Monday, October 02, 2006

Georgia: the Caucasus garden between the west recall and the Russian control.

Georgia is the garden of the Caucasus region and can be called the Rimini of the Soviet Union. The seaside resorts in the Bleak Sea were the destinations of the Moscow leaders. Long summers and a beautiful sea.
The wonderful Georgian hospitality and the sumptuously tables with plenty of food and drinks are the typical and essential things during the long nights with friends.
During the year 2003, that we remember as “The Rose Revolution”, the day that Mikhail Sakaashvili finished the cup that Schevardnadze loved to put on his presidential table in the Parliament, began the possible independence and democratisation process in the country.
However, this change has been very difficult and now the Georgian population lives in an even worse economic situation. Electric power in the country is in continually risk because it is one of the hinges of the delicate relation with big Russia. The productive system is old, in disuse and, in substance, it is to throw away.
Georgia’s borders and the geopolitical stability are threatened in three fronts. In the North-West, Abkhazia has declared an independent State, recognized only by Russia. As a consequence, more than 200.000 Georgian refugees have poured into the country with few possibilities to return to their home. Abkhazia is under Russian control and it is one of the “latent conflicts” in the area. South Ossetia has the same destiny, not far from the Chechnya border.
In the south, near Turkey, the Adjaria county has kept an agreement with Tbilisi for possible autonomy.
From a political and international point of view, the young government was born with Sakaashvili’s intention to a fast entry into NATO to stabilize the country and to remove it from Russian influence.
The US help Georgia with a lot of money and support especially the big investments in the gas ducts that lead from the Caspian Sea to Turkey and Europe.
The political and administrative system has been recently modified. It gives greater weight to the municipalities and other local territorial subdivisions. The administrative elections have been fixed without warning for next October. For the first time the administrative elections will have to work with the new system. We will see another test of the democracy of the country.
In this way, there is still much to left to do from the structural point of view that cultural.
Peace and development of the Caucasian region and of the neighbouring region (Armenia and Azerbaijan) much depend on the important steps that Georgia has to realize to become a modern democracy.
“The Local Democracy Agencies in Kutaisi will change the strategy of the Association of the Local Democracy Agencies and it projects our job and the job of our partners in the challenge towards East”, Antonella Valmorbida, Director of the Association of LDA.

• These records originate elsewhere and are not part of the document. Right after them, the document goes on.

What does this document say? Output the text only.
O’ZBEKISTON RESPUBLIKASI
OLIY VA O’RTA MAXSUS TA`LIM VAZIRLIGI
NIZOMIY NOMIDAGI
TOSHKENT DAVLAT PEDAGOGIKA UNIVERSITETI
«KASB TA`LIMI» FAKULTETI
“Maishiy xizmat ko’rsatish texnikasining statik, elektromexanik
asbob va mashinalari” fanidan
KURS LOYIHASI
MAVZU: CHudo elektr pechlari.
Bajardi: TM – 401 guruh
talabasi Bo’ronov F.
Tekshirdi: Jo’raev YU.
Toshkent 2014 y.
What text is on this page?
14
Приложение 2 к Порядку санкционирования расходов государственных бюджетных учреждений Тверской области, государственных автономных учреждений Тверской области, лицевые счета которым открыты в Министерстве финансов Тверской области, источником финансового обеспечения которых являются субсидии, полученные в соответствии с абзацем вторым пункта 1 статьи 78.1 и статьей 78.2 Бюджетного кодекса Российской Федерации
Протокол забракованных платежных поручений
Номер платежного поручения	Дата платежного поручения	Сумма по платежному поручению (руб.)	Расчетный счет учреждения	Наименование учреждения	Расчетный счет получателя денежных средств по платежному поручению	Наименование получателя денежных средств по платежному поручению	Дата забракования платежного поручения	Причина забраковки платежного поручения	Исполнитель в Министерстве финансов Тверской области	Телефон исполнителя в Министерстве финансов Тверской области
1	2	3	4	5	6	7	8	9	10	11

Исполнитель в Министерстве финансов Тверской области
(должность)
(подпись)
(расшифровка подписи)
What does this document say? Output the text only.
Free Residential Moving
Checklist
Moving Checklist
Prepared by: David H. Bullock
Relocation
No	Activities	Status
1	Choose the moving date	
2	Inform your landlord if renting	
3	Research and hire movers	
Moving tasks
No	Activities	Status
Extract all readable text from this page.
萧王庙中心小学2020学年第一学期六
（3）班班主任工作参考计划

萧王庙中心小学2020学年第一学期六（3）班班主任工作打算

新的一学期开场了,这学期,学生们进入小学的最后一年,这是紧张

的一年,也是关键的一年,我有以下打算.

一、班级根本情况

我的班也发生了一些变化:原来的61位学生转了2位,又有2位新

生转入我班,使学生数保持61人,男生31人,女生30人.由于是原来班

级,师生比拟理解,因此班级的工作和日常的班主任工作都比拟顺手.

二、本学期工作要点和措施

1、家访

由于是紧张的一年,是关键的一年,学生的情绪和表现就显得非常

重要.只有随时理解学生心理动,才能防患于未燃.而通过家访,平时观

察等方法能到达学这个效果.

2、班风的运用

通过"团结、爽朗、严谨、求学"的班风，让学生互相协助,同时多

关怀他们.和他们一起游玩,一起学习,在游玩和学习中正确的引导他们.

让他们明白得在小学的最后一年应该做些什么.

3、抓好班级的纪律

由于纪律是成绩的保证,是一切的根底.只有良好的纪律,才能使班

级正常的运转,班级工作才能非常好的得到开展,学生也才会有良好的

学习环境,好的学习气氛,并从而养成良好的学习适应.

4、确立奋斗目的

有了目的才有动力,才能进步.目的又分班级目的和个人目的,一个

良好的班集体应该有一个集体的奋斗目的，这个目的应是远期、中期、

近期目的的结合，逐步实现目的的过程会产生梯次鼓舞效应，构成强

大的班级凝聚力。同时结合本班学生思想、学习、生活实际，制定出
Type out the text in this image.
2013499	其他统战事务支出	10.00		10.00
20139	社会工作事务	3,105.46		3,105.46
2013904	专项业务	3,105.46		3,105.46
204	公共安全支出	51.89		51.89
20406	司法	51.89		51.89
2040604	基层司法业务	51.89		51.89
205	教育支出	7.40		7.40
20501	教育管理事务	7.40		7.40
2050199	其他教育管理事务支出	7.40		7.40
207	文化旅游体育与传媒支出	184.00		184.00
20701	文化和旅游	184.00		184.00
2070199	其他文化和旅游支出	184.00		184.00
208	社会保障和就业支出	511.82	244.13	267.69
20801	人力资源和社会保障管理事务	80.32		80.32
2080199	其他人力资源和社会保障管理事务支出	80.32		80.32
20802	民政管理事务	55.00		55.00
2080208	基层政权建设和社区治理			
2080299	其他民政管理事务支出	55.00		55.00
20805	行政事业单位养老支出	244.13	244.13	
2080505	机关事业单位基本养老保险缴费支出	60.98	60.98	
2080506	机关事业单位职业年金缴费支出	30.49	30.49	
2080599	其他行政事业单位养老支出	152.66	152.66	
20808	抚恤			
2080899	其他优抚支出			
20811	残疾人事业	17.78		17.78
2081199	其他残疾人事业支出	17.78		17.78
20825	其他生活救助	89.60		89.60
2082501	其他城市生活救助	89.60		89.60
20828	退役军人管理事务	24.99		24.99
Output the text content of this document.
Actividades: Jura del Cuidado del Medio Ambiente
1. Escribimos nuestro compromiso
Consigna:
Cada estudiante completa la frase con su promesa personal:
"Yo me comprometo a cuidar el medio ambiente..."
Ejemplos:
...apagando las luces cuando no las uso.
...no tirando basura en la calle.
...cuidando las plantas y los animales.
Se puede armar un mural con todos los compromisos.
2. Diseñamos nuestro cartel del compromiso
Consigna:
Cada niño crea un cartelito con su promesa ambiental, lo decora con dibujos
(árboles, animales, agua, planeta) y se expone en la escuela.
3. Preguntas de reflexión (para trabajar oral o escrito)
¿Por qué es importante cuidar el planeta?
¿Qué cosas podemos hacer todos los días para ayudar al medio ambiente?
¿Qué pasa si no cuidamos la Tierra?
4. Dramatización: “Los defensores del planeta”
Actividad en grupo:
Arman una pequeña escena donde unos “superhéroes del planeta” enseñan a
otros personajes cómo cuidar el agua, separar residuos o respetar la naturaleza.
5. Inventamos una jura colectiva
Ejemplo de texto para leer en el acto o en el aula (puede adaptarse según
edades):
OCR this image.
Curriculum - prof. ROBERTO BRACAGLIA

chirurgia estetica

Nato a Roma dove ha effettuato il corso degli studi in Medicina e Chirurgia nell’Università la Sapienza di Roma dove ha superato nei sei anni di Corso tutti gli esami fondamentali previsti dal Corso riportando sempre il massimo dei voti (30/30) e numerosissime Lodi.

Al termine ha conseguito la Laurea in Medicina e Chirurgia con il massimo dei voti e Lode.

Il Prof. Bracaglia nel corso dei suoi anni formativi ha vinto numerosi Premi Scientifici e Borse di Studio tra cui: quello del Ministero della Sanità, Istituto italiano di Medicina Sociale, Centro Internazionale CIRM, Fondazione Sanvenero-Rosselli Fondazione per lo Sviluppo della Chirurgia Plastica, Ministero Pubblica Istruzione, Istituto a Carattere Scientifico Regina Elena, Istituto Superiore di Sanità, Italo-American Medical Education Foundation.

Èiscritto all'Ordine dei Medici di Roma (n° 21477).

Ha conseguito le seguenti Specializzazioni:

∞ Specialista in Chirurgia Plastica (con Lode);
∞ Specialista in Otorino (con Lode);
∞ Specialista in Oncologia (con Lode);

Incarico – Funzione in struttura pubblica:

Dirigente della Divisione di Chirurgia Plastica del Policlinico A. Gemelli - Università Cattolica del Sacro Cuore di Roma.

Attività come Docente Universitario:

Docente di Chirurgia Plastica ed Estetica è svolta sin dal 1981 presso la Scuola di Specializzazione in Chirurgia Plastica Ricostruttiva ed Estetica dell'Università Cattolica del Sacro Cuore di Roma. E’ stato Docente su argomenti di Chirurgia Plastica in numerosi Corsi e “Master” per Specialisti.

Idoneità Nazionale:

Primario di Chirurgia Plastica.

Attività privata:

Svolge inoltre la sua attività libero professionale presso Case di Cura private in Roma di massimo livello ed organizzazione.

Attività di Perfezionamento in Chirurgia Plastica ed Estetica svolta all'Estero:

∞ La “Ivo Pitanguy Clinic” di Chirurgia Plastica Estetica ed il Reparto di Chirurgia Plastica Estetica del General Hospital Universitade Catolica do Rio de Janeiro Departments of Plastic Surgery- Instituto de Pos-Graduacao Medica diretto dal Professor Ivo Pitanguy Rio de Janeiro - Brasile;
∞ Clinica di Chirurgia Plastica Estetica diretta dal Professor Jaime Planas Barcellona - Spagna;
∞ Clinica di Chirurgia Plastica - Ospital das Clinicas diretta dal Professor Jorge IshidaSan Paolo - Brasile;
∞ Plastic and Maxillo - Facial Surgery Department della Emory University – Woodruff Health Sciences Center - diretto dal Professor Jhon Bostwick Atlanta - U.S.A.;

“The project of the Local Democracy Agencies in Kutaisi was born in 2003 when the Association of English Municipalities proposed to us Newport and Bristol as partners with the aim to open an office in Georgia.

We have accepted the challenge in order to verify if the methodology of multilateral decentralised cooperation could be effective in that country. We have studied the situation and the feasibility of the programme for two years. After the construction of the local and international network of the partners and after having found the necessary resources, we were ready to open the Agency in Kutaisi. We are very satisfied”, said Antonella Valmorbida Director of ALDA.
She is the Director of the Association of the Local Democracy Agencies. The Association of LDA is comprised of 11 Agencies in the Balkans and more than 140 members and 150 partners (local and regional authorities and NGO) all over Europe.
The programmes deal with democratisation at the local level and the defence of human and minority rights. The main activities of the new Agency in Kutaisi will refer to these topics; it is the second biggest city of Georgia and it is four hours away from Tbilisi and two hours from the Black Sea.
“The LDA was opened in this city because we would like to value the partnership between Newport (Wales, UK) and this region. Moreover, there are new forces and for this reason the City of Kutaisi has also signed the partnership. It is an important challenge because our Association opens itself to a new Eastern border.
It means to study, know and invest resources to understand an unknown society and culture.
We will realize this mission with the LDAs in the Balkans and with all our partners.
We hope to achieve the same effects in this country that we have achieved in South East Europe from 1993 when we began to work there” Ms Valmorbida underlined.